Extrait de: Louis Huart, L'Allemand, in: Louis Desnoyers et. al. (s.l.d.d.), Les étrangers à Paris, Paris 1844 (?), p. 160-180, ici p. 167.

Cette réussite commerciale incita bon nombre de patrons allemands à rester à Paris. On assiste à une répartition spatiale des différentes professions: les menuisiers et les ébénistes s'installaient dans le Faubourg Saint-Antoine derrière la Bastille, tandis que les tailleurs s'établissaient dans le "Sentier", le IIème arrondissement. Ces riches artisans étaient en voie d'intégration. Ils apprenaient la langue du pays, épousaient des Françaises et demandaient finalement leur naturalisation.

Le Faubourg Saint-Antoine


Source: Le faubourg Saint-Antoine. Un double visage, s.l.d.d. Dominique Hervier, Marie-Agnès Férault, Paris 1998, p. 21.

Les ateliers dirigés par ces riches patrons attiraient les compagnons allemands. Dans certaines cours et dans certains ateliers du Faubourg Saint-Antoine, on n'entendait parler qu'allemand. Il y avait aussi dans le quartier des tavernes, des cafés, des magasins, des associations et des clubs de lecture allemands. La présence et la visibilité des Allemands étaient extraordinairement fortes: le promeneur égaré dans les ruelles du Faubourg pouvait un instant se croire à Leipzig ou à Berlin (4). La capacité des compagnons à s'intégrer était plutôt faible: en dehors du travail, ils avaient très peu de contacts avec la population française. Et même après des années à Paris, la plupart parlait très mal le français. Les compagnons restaient souvent entre eux et passaient ensemble leur temps libre. 

"Depuis très-longtemps, les Allemands ont à Paris, pour ainsi dire, le monopole de certains genres d'industries; les bottiers et les tailleurs de cette nation sont surtout tellement nombreux, qu'on pourrait croire que les Allemands seuls ont la vocation de ces professions. (...) Le nombre des bottiers ou ouvriers bottiers allemands s'élève bien à deux mille, et celui des tailleurs ou compagnons tailleurs à quatre mille.

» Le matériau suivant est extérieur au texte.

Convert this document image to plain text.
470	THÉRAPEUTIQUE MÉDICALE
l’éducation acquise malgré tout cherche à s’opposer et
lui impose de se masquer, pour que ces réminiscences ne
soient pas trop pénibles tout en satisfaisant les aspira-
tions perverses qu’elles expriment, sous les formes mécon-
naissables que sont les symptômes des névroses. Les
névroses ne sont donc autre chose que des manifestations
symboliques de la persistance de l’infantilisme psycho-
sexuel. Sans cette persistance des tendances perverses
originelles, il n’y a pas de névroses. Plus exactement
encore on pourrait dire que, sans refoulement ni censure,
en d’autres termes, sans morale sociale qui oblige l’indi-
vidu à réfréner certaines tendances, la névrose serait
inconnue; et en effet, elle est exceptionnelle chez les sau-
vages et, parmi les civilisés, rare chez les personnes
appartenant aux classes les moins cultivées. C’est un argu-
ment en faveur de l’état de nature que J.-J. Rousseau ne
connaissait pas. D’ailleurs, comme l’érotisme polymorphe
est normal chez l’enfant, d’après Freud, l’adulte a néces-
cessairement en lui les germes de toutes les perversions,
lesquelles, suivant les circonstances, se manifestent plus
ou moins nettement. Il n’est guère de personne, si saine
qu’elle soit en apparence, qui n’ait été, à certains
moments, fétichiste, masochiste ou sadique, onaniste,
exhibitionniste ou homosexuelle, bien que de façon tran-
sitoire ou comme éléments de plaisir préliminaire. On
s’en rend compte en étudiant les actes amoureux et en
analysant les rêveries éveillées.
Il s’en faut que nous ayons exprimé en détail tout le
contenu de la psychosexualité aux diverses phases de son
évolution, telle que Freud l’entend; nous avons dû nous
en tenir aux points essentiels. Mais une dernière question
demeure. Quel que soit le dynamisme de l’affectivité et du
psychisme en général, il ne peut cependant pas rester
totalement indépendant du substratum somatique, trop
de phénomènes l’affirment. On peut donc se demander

Presque tous ces ouvriers sont garçons, et vivent, pour ainsi dire, en communauté dans certains hôtels où on parle allemand du rez-de-chaussée aux mansardes."

Extrait de: Louis Huart, L'Allemand, in: Louis Desnoyers et al. (s.l.d.d.), Les étrangers à Paris, Paris 1844 (?), p. 160-180, ici p. 166.

Avec le début de l'industrialisation, le nombre de compagnons exerçant leur travail à l'aide de machines s'accrut. C'était le cas des bottiers et des tailleurs qui vivaient dans des conditions misérables. Souvent les compagnons logeaient à 4 ou plus dans une petite chambre d'hôtel, sans lumière et sans chauffage, et dormaient sur un lit de paille, à même le sol.